L’aînée Rinia m’avait dit qu’elle pensait que les anciens mages les avaient façonnés en utilisant les arts perdus de l’éther, moulant littéralement la pierre et le bois comme de l’argile. Elle s’était installée dans une petite grotte dans les tunnels à l’extérieur de la ville, parce que certains des autres réfugiés que nous avions amenés ne l’aimaient pas, mais je lui rendais encore visite parfois.

J’aimais essayer de lui soutirer des nouvelles de ses visions, mais elle était devenue plutôt silencieuse après la disparition d’Arthur. J’étais sûr qu’elle en savait plus qu’elle ne le disait, mais je ne pense pas que la plupart des survivants l’auraient écoutée de toute façon. Une fois que la rumeur s’est répandue qu’elle savait ce qui allait se passer, les gens se sont retournés contre elle.

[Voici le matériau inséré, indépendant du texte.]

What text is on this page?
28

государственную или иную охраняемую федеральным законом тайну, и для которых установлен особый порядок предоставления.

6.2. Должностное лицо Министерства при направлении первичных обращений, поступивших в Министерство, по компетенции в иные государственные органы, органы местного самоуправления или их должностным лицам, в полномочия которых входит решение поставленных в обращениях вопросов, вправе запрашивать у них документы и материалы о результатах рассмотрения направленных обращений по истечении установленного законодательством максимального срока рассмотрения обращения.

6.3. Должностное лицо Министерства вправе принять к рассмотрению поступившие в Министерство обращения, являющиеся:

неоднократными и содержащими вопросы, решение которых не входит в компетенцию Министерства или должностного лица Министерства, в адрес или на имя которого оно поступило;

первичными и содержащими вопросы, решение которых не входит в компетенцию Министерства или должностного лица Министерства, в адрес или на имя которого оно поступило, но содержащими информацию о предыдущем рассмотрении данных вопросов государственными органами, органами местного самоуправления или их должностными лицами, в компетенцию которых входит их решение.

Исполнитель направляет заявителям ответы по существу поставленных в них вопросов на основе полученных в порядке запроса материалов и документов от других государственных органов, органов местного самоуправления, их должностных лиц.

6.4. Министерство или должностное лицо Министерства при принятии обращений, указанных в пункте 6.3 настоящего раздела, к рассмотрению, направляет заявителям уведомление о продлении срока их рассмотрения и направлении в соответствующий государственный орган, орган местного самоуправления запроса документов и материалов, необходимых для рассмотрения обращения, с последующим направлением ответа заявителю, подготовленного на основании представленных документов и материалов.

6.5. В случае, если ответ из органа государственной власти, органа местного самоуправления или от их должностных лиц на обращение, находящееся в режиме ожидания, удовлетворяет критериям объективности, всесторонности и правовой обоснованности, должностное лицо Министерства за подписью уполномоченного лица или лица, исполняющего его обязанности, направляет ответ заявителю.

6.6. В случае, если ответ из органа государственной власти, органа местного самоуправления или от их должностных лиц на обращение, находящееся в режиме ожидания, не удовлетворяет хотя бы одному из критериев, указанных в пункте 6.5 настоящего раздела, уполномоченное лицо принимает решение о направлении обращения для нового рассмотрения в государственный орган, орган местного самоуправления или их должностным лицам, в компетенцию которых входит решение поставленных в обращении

Mais je me fichais de ce qu’ils disaient. Rinia avait sauvé Tessia, ma mère et moi. Sans elle, nous aurions tous été traînés à Alacrya et probablement torturés et tués. Quelles que soient ses raisons de garder ses visions pour elle, j’avais confiance en la vieille voyante.

“Tu es prête ?” a demandé Tessia, me tirant de mes pensées. Nous nous trouvions sur les marches de l’hôtel de ville.

J’ai hoché la tête, puis je l’ai suivie à travers le lourd rideau de cuir qui recouvrait la porte. Deux soldats elfes montaient la garde à l’intérieur. Bien que je ne les connaissais pas bien, j’avais entendu parler des contributions d’Albold et de Lenna pendant la guerre.

Ils se sont inclinés devant Tessia, gardant les yeux sur le sol pendant que nous passions. Les quelques elfes qui avaient réussi à atteindre le refuge la traitaient toujours comme une princesse d’après ce que j’avais vu. Kathyln ne recevait pas le même traitement royal de la part des humains, mais cela ne semblait pas la déranger.

Tessia m’a conduit dans le hall d’entrée et à travers une grande porte arquée. La pièce carrée occupait la moitié du premier étage de l’hôtel de ville et était dominée par une énorme table ronde en bois pétrifié. Une carte grossière de Dicathen avait été étalée sur la table et couverte de petites figures dont je pouvais seulement deviner qu’elles représentaient des soldats alacryens.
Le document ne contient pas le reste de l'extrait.